I will be honest… I did not intend to write a fic quite this personal about a Dragon Age apostate. I am a veterinarian in my day job. People say ‘I don’t know how you can handle seeing animals in pain.’ The answer, of course, is objectivity. You compartmentalize your sympathy and your empathy and you put them in little boxes apart from what you need to do. It’s usually not even conscious. It just happens. Once you’ve done it you can glove up and stitch up that animal, intubate it, euthanize it, keep it alive. And so you do what needs to be done.

But this skill, which is necessary when you are faced with the crying pet owner, the dog gasping for breath, the old cat with the grievous wounds, can sometimes be a burden. You need to stay objective to stay smart, to stay in the moment. But if you get stuck there, if your compassion gets stuffed into those boxes, you enter this… emptiness. It has happened to me several times, thankfully for only brief periods. I know it’s happening when I stop crying or caring at things that should hurt — old pets I’ve known passing away, young animals dying before they get the chance to start, animals in pain. When I go home and those things just sit on me instead of me releasing them through tears or talking, then I know I flirt with compassion fatigue. You just feel numb and empty, like you’ve forgotten how to feel. Like you’re pithed.

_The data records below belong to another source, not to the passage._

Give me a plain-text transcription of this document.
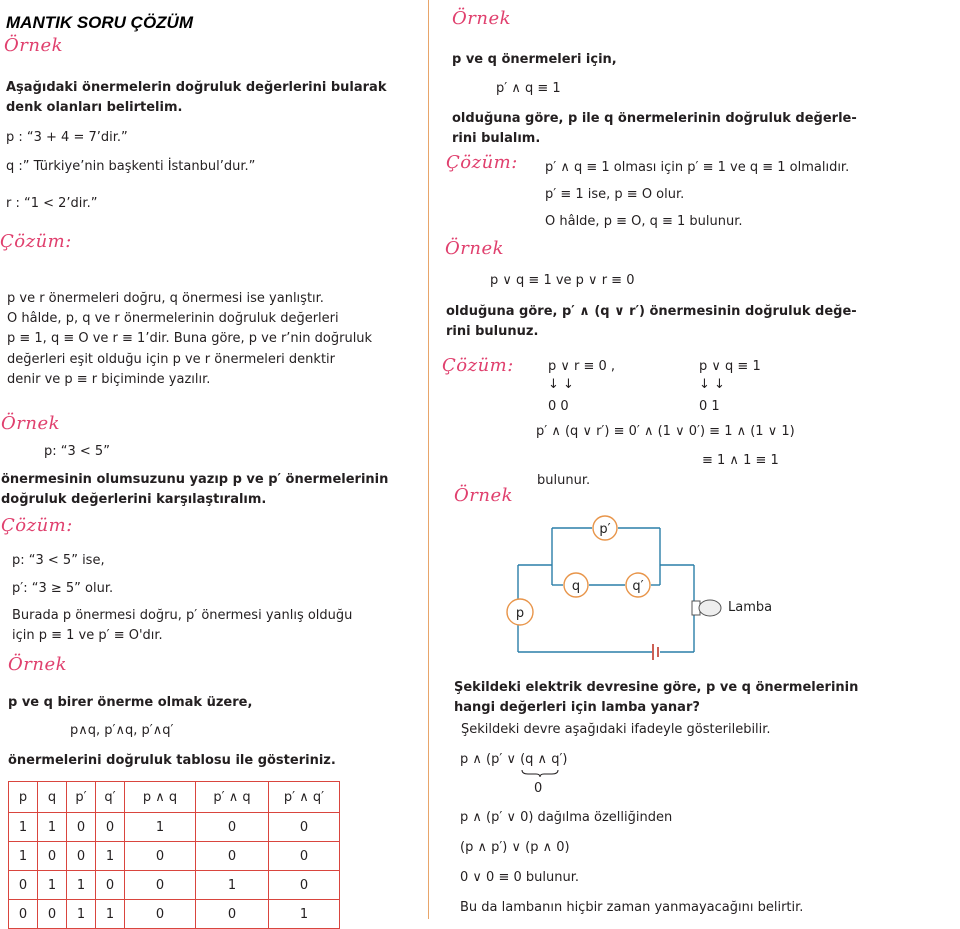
MANTIK SORU ÇÖZÜM
Örnek
Aşağıdaki önermelerin doğruluk değerlerini bularak
denk olanları belirtelim.
p : “3 + 4 = 7’dir.”
q :” Türkiye’nin başkenti İstanbul’dur.”
r : “1 < 2’dir.”
Çözüm:
p ve r önermeleri doğru, q önermesi ise yanlıştır.
O hâlde, p, q ve r önermelerinin doğruluk değerleri
p ≡ 1, q ≡ O ve r ≡ 1’dir. Buna göre, p ve r’nin doğruluk
değerleri eşit olduğu için p ve r önermeleri denktir
denir ve p ≡ r biçiminde yazılır.
Örnek
p: “3 < 5”
önermesinin olumsuzunu yazıp p ve p′ önermelerinin
doğruluk değerlerini karşılaştıralım.
Çözüm:
p: “3 < 5” ise,
p′: “3 ≥ 5” olur.
Burada p önermesi doğru, p′ önermesi yanlış olduğu
için p ≡ 1 ve p′ ≡ O'dır.
Örnek
p ve q birer önerme olmak üzere,
p∧q, p′∧q, p′∧q′
önermelerini doğruluk tablosu ile gösteriniz.
p	q	p′	q′	p ∧ q	p′ ∧ q	p′ ∧ q′
1	1	0	0	1	0	0
1	0	0	1	0	0	0
0	1	1	0	0	1	0
0	0	1	1	0	0	1
Örnek
p ve q önermeleri için,
p′ ∧ q ≡ 1
olduğuna göre, p ile q önermelerinin doğruluk değerle-
rini bulalım.
Çözüm: p′ ∧ q ≡ 1 olması için p′ ≡ 1 ve q ≡ 1 olmalıdır.
p′ ≡ 1 ise, p ≡ O olur.
O hâlde, p ≡ O, q ≡ 1 bulunur.
Örnek
p ∨ q ≡ 1 ve p ∨ r ≡ 0
olduğuna göre, p′ ∧ (q ∨ r′) önermesinin doğruluk değe-
rini bulunuz.
Çözüm:	p ∨ r ≡ 0 ,	p ∨ q ≡ 1
↓ ↓	↓ ↓
0 0	0 1
p′ ∧ (q ∨ r′) ≡ 0′ ∧ (1 ∨ 0′) ≡ 1 ∧ (1 ∨ 1)
≡ 1 ∧ 1 ≡ 1
bulunur.
Örnek
p′
q	q′
p	Lamba
Şekildeki elektrik devresine göre, p ve q önermelerinin
hangi değerleri için lamba yanar?
Şekildeki devre aşağıdaki ifadeyle gösterilebilir.
p ∧ (p′ ∨ (q ∧ q′)
0
p ∧ (p′ ∨ 0) dağılma özelliğinden
(p ∧ p′) ∨ (p ∧ 0)
0 ∨ 0 ≡ 0 bulunur.
Bu da lambanın hiçbir zaman yanmayacağını belirtir.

I’ve also experienced the other end, being faced with Hawke, or in my case, my own cat Charlotte. She was dying, and I knew it, but I was paralyzed. I could not act. Could not think. I felt adrift, unable to handle being her doctor. I kept trying, but I really couldn’t do it, couldn’t put all the pieces of her medical picture together and act on them wisely. I think of that when Anders sees Hawke wounded.

I’m not an apostate and I don’t have a spirit possessing part of my soul, but I saw a lot of myself in Anders in this fic, for good or ill.